Elias has remained a controversial figure who was both very close to and loved Francis while he was alive, but was seen as seeking to move the order in a different direction against the will of the friars. The dispute was over the question of whether to impose strict poverty through the rule, or relax it—to move toward materialism or to retain Francis’s extreme asceticism. Elias governed the order again after his dismissal and was accused of diluting the purity of the order, and is said to have acted as a despot toward other early followers of Francis who objected to what he was doing. He gained a reputation as a lover of luxury, as well as a despotic ruler of the order. When he encountered papal attention, Elias became involved in the competitive politics between Pope Gregory IX and Holy Roman Emperor Frederick II, and the pope forced him to resign as general of the order in 1232. He remained dedicated to the task of building the basilica and convent at Assisi, and then retired to Cortona, where he built another church in honor of St.

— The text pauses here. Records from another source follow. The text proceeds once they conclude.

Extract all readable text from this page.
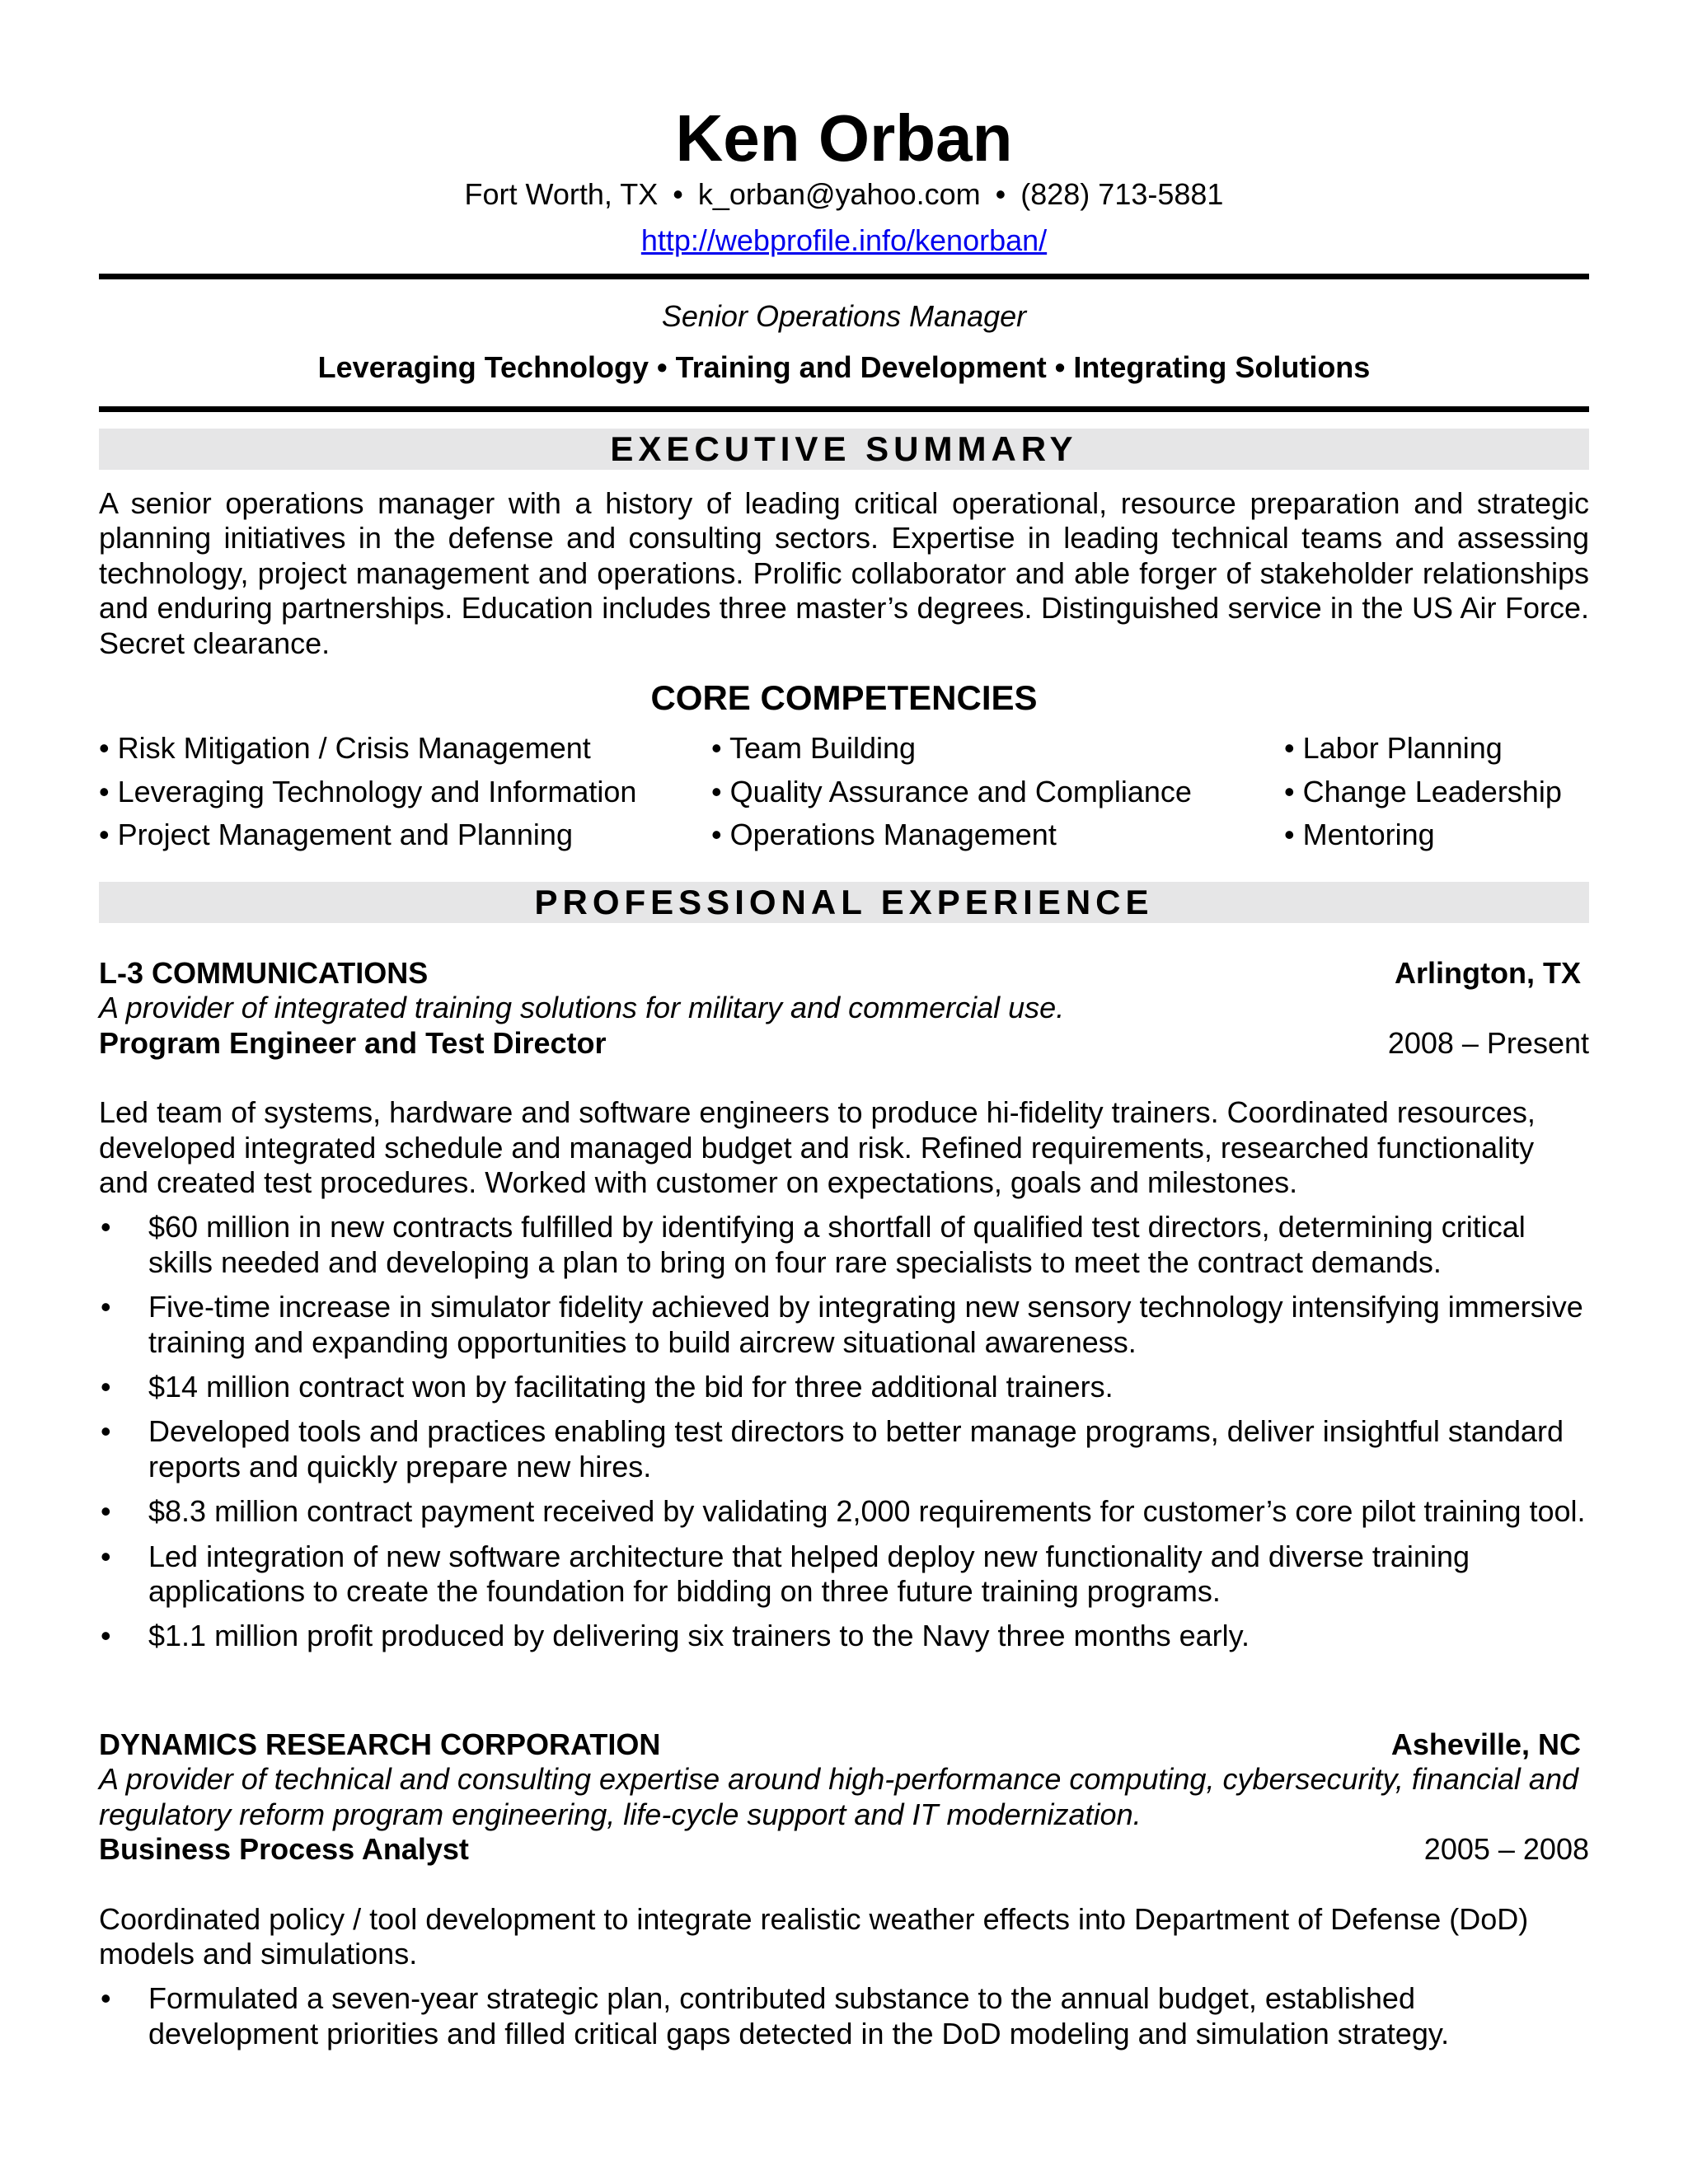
Ken Orban
Fort Worth, TX • k_orban@yahoo.com • (828) 713-5881
http://webprofile.info/kenorban/
Senior Operations Manager
Leveraging Technology • Training and Development • Integrating Solutions
EXECUTIVE SUMMARY
A senior operations manager with a history of leading critical operational, resource preparation and strategic planning initiatives in the defense and consulting sectors. Expertise in leading technical teams and assessing technology, project management and operations. Prolific collaborator and able forger of stakeholder relationships and enduring partnerships. Education includes three master’s degrees. Distinguished service in the US Air Force. Secret clearance.
CORE COMPETENCIES
• Risk Mitigation / Crisis Management
• Leveraging Technology and Information
• Project Management and Planning
• Team Building
• Quality Assurance and Compliance
• Operations Management
• Labor Planning
• Change Leadership
• Mentoring
PROFESSIONAL EXPERIENCE
L-3 COMMUNICATIONS	Arlington, TX
A provider of integrated training solutions for military and commercial use.
Program Engineer and Test Director	2008 – Present
Led team of systems, hardware and software engineers to produce hi-fidelity trainers. Coordinated resources, developed integrated schedule and managed budget and risk. Refined requirements, researched functionality and created test procedures. Worked with customer on expectations, goals and milestones.
• $60 million in new contracts fulfilled by identifying a shortfall of qualified test directors, determining critical skills needed and developing a plan to bring on four rare specialists to meet the contract demands.
• Five-time increase in simulator fidelity achieved by integrating new sensory technology intensifying immersive training and expanding opportunities to build aircrew situational awareness.
• $14 million contract won by facilitating the bid for three additional trainers.
• Developed tools and practices enabling test directors to better manage programs, deliver insightful standard reports and quickly prepare new hires.
• $8.3 million contract payment received by validating 2,000 requirements for customer’s core pilot training tool.
• Led integration of new software architecture that helped deploy new functionality and diverse training applications to create the foundation for bidding on three future training programs.
• $1.1 million profit produced by delivering six trainers to the Navy three months early.
DYNAMICS RESEARCH CORPORATION	Asheville, NC
A provider of technical and consulting expertise around high-performance computing, cybersecurity, financial and regulatory reform program engineering, life-cycle support and IT modernization.
Business Process Analyst	2005 – 2008
Coordinated policy / tool development to integrate realistic weather effects into Department of Defense (DoD) models and simulations.
• Formulated a seven-year strategic plan, contributed substance to the annual budget, established development priorities and filled critical gaps detected in the DoD modeling and simulation strategy.
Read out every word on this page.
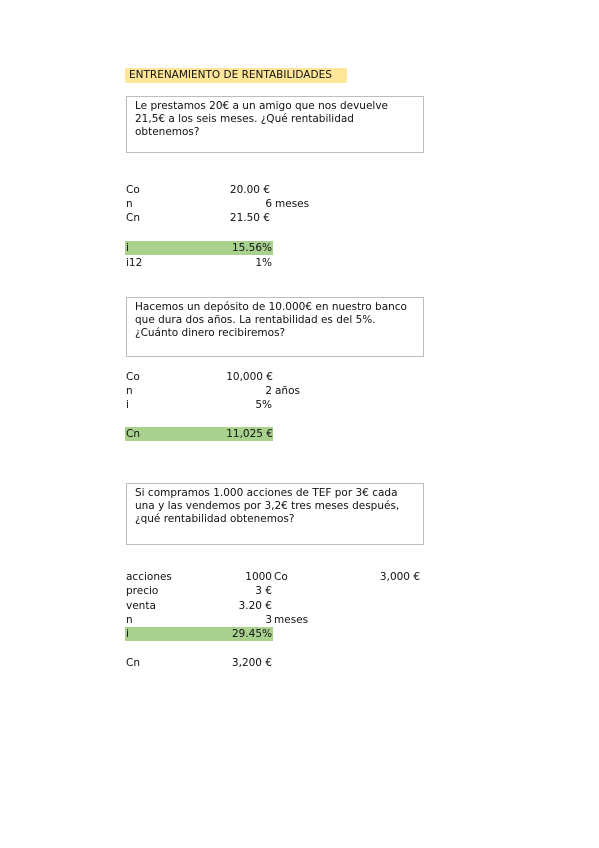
ENTRENAMIENTO DE RENTABILIDADES
Le prestamos 20€ a un amigo que nos devuelve 21,5€ a los seis meses. ¿Qué rentabilidad obtenemos?
Co	20.00 €
n	6 meses
Cn	21.50 €
i	15.56%
i12	1%
Hacemos un depósito de 10.000€ en nuestro banco que dura dos años. La rentabilidad es del 5%. ¿Cuánto dinero recibiremos?
Co	10,000 €
n	2 años
i	5%
Cn	11,025 €
Si compramos 1.000 acciones de TEF por 3€ cada una y las vendemos por 3,2€ tres meses después, ¿qué rentabilidad obtenemos?
acciones	1000 Co	3,000 €
precio	3 €
venta	3.20 €
n	3 meses
i	29.45%
Cn	3,200 €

Francis. He was excommunicated for supporting Frederick, the excommunicated emperor. A few days before his death, Elias repented of his sins and received Holy Communion from a priest at Cortona, and was buried in the church he had built there. He died outside the order of Friars Minor in which he had been such an important figure, who had loved St. Francis and been loved and trusted by him. Like many leaders who have followed strong spiritual figures, his ambition to honor Francis and shape the order blinded him to the need to follow the simple spirit of Francis when the saint was no longer present to lead him.